In the last few years, cannabinoid type-2 receptor (CBR) selective ligands have shown a great potential as novel therapeutic drugs in several diseases. With the aim of discovering new selective cannabinoid ligands, a series of pyridazinone-4-carboxamides was designed and synthesized, and the new derivatives tested for their affinity toward the hCBR and hCBR. The 6-(4-chloro-3-methylphenyl)-2-(4-fluorobenzyl)-N-(cis-4-methylcyclohexyl)-3-oxo-2,3-dihydropyridazine-4-carboxamide (9) displayed high CB-affinity (KCB = 2.0 ± 0.81 nM) and a notable selectivity (KCB/KCB > 2000). In addition, 9 and other active new synthesized entities have demonstrated to behave as CBR inverse agonists in [S]-GTPγS binding assay. ADME predictions of the newly synthesized CBR ligands suggest a favourable pharmacokinetic profile. Docking studies disclosed the specific pattern of interactions of these derivatives. Our results support that pyridazinone-4-carboxamides represent a new promising scaffold for the development of potent and selective CBR ligands.

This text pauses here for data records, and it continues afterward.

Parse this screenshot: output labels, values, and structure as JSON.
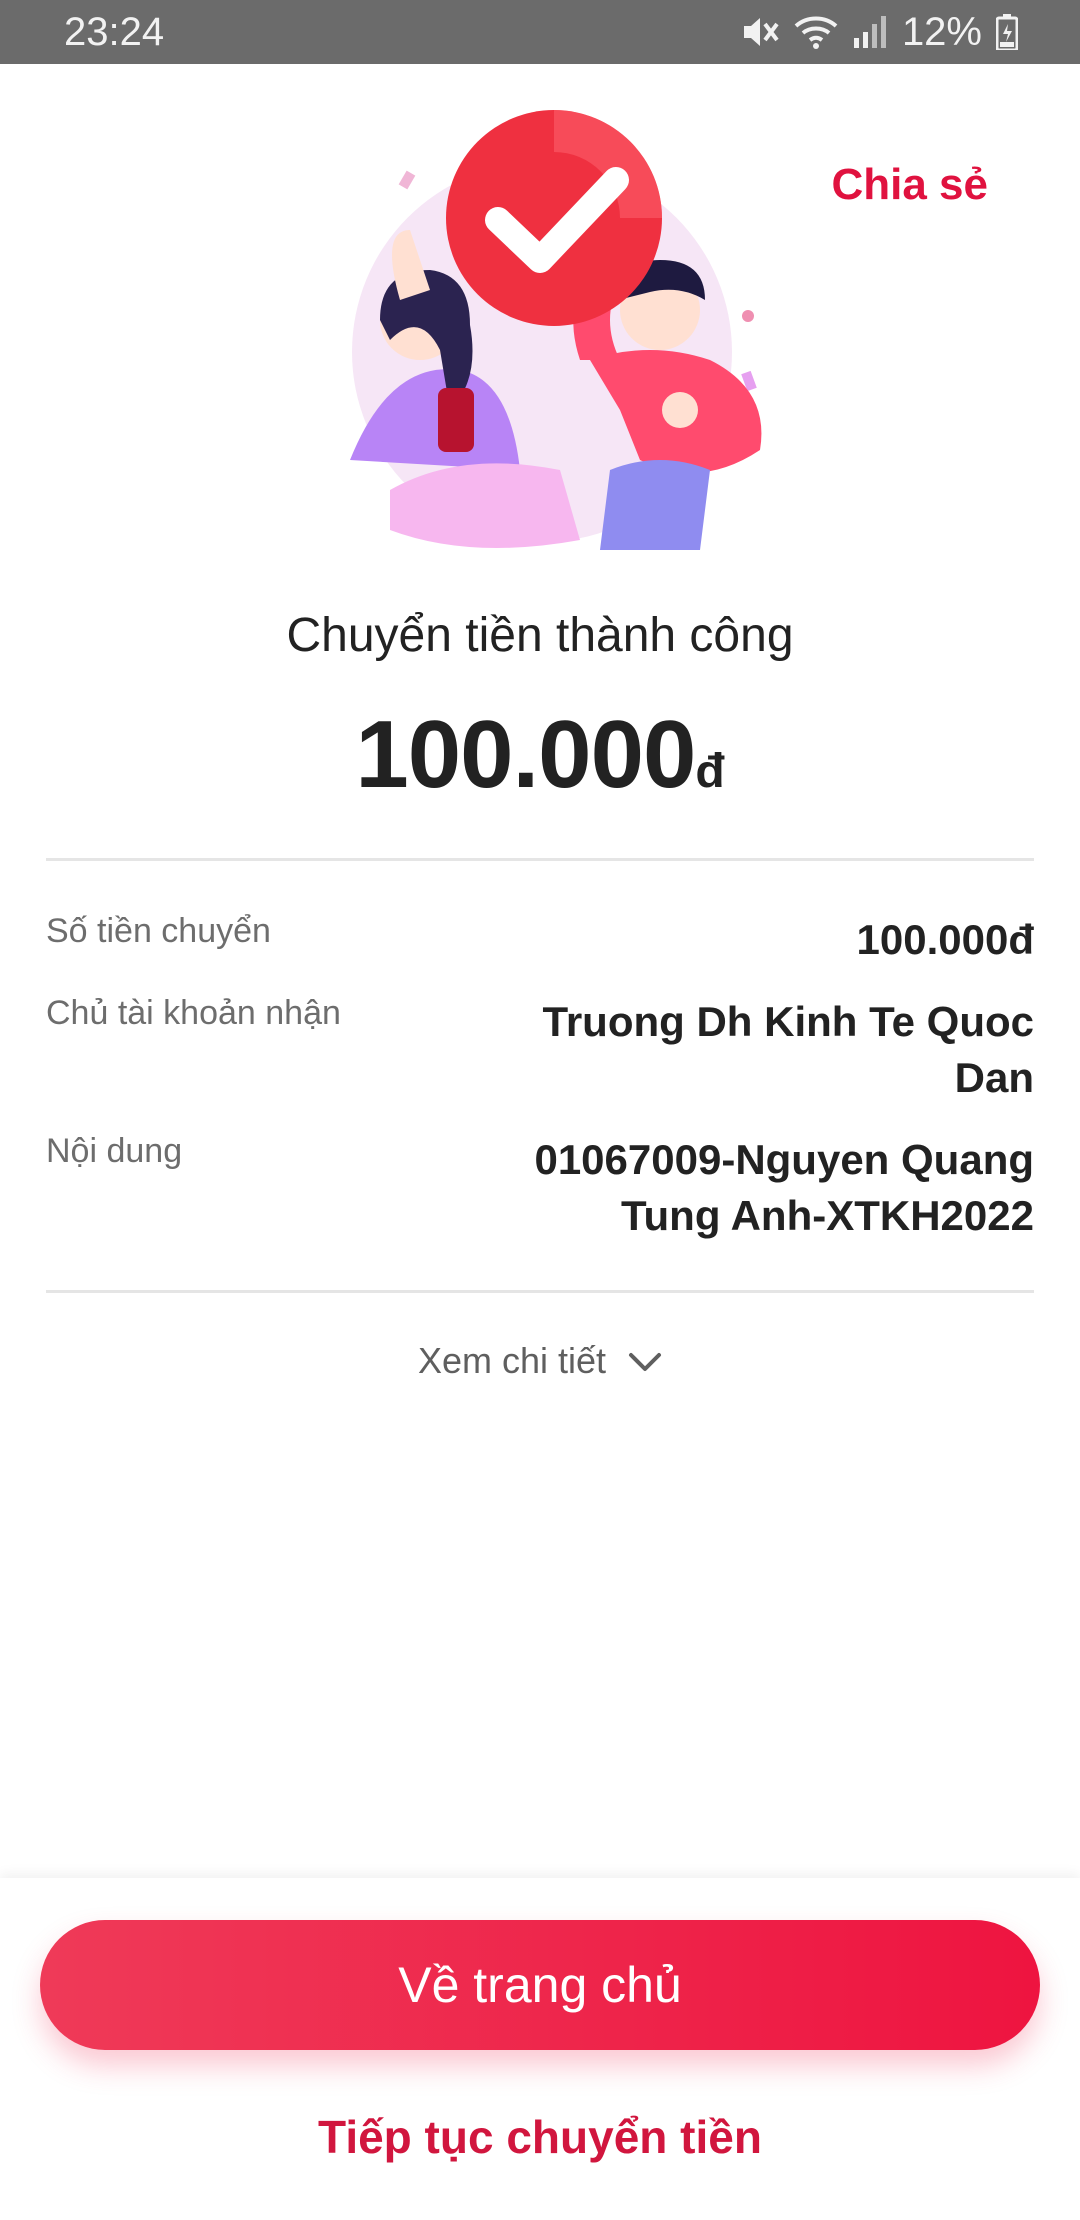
{
  "status_bar": {
    "time": "23:24",
    "battery": "12%",
    "icons": [
      "mute-icon",
      "wifi-icon",
      "signal-icon",
      "battery-icon"
    ]
  },
  "header": {
    "share_label": "Chia sẻ"
  },
  "result": {
    "title": "Chuyển tiền thành công",
    "amount": "100.000",
    "currency": "đ"
  },
  "details": [
    {
      "label": "Số tiền chuyển",
      "value": "100.000đ"
    },
    {
      "label": "Chủ tài khoản nhận",
      "value": "Truong Dh Kinh Te Quoc Dan"
    },
    {
      "label": "Nội dung",
      "value": "01067009-Nguyen Quang Tung Anh-XTKH2022"
    }
  ],
  "detail_toggle": {
    "label": "Xem chi tiết",
    "icon": "chevron-down-icon"
  },
  "footer": {
    "home_button": "Về trang chủ",
    "continue_link": "Tiếp tục chuyển tiền"
  },
  "colors": {
    "accent": "#E0123F",
    "button_start": "#EF3A58",
    "button_end": "#EE1440"
  }
}
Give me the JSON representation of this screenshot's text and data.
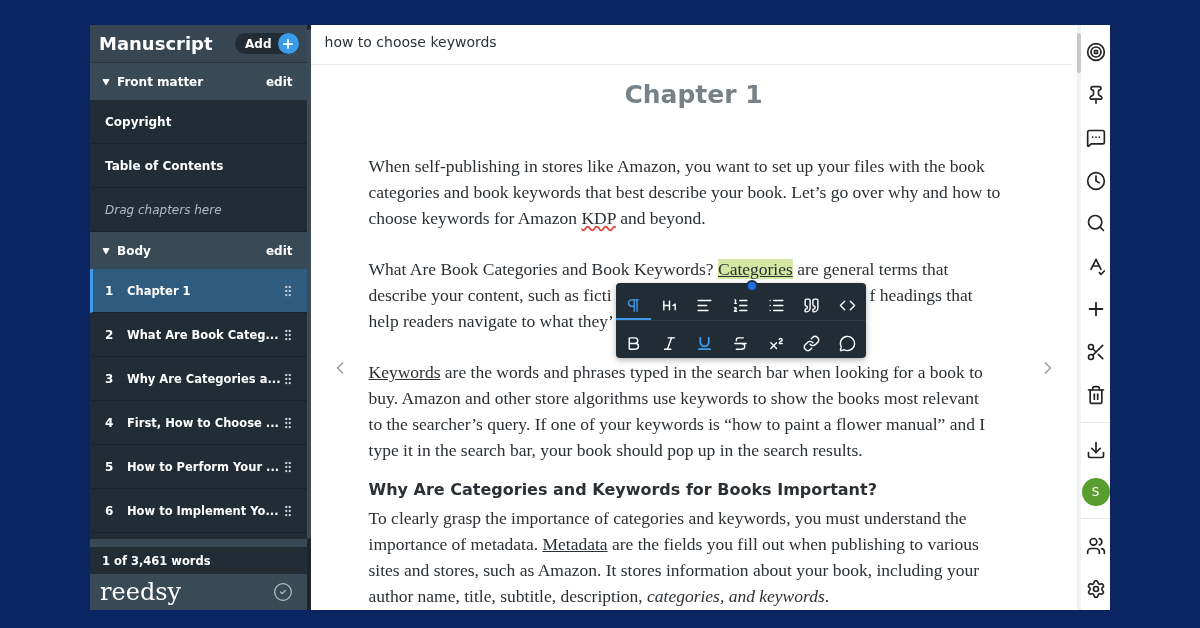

在过去的几年中,大麻素类型 2 受体 (CBR) 选择性配体已显示出作为几种疾病的新型治疗药物的巨大潜力。为了发现新的选择性大麻素配体,设计并合成了一系列哒嗪酮-4-甲酰胺,并测试了新衍生物对 hCBR 和 hCBR 的亲和力。6-(4-氯-3-甲基苯基)-2-(4-氟苄基)-N-(顺式-4-甲基环己基)-3-氧代-2,3-二氢哒嗪-4-甲酰胺(9)表现出高 CB 亲和力(KCB=2.0±0.81nM)和显著的选择性(KCB/KCB>2000)。此外,9 和其他活性新合成的实体已被证明在[S]-GTPγS 结合测定中表现为 CBR 反向激动剂。新合成的 CBR 配体的 ADME 预测表明其具有良好的药代动力学特性。对接研究揭示了这些衍生物的特定相互作用模式。我们的结果支持哒嗪酮-4-甲酰胺代表了开发有效且选择性 CBR 配体的新有前途的支架。